'Find a way, or make one': How two scientists hope to revitalize CRISPR's rare disease crisis
- N1C Moderator
- May 8
- 2 min read
Ryan Cross (Endpoint News)
May 8, 2025
Fyodor Urnov had given a version of his speech dozens of times before. Yet as he leaned into the microphone to address the FDA’s top regulators late last year, he felt his heart racing. The agency officials were there to hear about a slow-burning crisis: What do you do when the root cause of a disease is known, the treatment is clear, but drug companies won’t touch it?
It was November 2024, and in a Marriott conference room in Bethesda, MD, Urnov described a tongue-twisting and incredibly rare condition called familial hemophagocytic lymphohistiocytosis, or HLH. Caused by one of several genetic mutations, it overactivates the immune system in young children. Without a stem cell transplant, the children die. Even with one, the prognosis is poor.
“The single thing I need you to understand,” Urnov told the FDA officials in the small, packed room, “is that 40% of infants with inherited HLH do not survive on standard of care.”

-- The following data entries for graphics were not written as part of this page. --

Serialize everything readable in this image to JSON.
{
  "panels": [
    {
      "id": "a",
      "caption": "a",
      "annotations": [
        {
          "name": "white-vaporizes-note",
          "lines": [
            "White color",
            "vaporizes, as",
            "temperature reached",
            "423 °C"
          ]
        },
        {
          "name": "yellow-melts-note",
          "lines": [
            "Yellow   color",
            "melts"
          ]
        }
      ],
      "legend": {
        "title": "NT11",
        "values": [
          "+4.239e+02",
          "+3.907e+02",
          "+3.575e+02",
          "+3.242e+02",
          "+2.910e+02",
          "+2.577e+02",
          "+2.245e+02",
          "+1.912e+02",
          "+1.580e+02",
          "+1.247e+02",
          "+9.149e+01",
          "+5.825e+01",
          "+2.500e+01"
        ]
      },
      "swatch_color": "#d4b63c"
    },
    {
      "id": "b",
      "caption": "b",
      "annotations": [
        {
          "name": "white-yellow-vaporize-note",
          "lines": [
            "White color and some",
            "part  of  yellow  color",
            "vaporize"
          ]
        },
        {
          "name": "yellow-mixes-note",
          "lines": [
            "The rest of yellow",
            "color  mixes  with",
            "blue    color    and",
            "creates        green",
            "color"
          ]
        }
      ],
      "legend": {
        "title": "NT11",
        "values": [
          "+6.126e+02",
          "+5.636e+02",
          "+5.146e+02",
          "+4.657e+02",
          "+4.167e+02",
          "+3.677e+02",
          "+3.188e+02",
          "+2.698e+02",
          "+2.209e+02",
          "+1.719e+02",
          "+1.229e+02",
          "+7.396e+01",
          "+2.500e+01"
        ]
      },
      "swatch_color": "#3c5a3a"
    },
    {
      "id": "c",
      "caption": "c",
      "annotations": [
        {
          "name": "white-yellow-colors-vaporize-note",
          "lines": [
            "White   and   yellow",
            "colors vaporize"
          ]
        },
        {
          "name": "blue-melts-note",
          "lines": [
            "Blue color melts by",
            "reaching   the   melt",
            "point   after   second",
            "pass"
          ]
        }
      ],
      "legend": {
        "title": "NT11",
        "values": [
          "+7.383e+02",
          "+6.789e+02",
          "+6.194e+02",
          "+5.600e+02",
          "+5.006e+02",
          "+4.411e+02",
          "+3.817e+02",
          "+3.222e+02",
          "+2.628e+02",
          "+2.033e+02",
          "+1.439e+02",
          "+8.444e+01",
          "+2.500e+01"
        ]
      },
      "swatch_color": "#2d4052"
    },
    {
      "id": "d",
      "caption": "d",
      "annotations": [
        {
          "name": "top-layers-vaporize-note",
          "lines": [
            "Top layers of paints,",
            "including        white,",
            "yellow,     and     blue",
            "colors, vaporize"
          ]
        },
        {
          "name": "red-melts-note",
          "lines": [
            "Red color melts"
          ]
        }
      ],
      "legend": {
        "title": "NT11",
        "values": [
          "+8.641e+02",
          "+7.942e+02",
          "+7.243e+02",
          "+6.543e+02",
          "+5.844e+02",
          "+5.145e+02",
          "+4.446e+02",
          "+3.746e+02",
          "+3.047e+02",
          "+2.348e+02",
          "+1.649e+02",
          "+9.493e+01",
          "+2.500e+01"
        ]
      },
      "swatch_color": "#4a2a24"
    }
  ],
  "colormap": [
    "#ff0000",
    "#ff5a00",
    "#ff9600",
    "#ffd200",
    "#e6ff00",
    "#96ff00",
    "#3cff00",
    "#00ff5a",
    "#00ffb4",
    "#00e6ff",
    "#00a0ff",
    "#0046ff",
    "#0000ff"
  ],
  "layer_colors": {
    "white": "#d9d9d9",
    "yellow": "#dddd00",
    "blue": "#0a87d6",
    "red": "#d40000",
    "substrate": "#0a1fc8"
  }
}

Scientists have documented more than 7,000 rare diseases — the vast majority of which affect children, are caused by genetic defects, and have no good treatment. Since the invention of CRISPR gene editing in 2012, the toolbox for manipulating genes, and maybe treating those many diseases, has exploded.
But the number of gene editing cures has not.
Urnov, more than anyone, had been warning that there is a growing gap between what’s possible, and what drug companies find profitable enough to pursue. His alarm has only grown more urgent as biotech startups set up to go after those diseases have made layoffs or shut down. Many of the ones who have survived the sector’s ongoing downturn have pivoted to more common — and more lucrative — conditions. CRISPR’s potential, he argues, is being wasted.
“I have lost all interest in making discoveries with potential,” Urnov told Endpoints News. “The bleak truth is that we don’t need new gene editors, we don’t need new delivery modalities to treat 500 inborn errors of immunity. They’re completely treatable using existing tools and we have multiple capitalized for-profit biotechs that could be treating them — but they’re not.”
For many genetic diseases, Urnov, a University of California, Berkeley professor, believes that science is no longer the limiting factor in making new medicines.
In October 2021, he laid out the biotech industry’s mounting problems in an opinion piece for a scientific journal. He argued that it was technically possible to rapidly develop gene editing therapies for most genetic diseases, and outlined the steps it would take to go from diagnosing the cause of a condition, to making a custom therapy in two months.
“This status quo is not acceptable. Patients dying of N = 1 genetic conditions cannot wait for the for-profit sector to work out its business model,” he wrote.
His solution was to get regulators to start treating CRISPR as a “platform” — industry jargon for a technology that can be used to make treatments for many different diseases — instead of having to treat each use of the technology as a separate drug, with separate preclinical work, trials and regulatory applications, all of which add time and cost.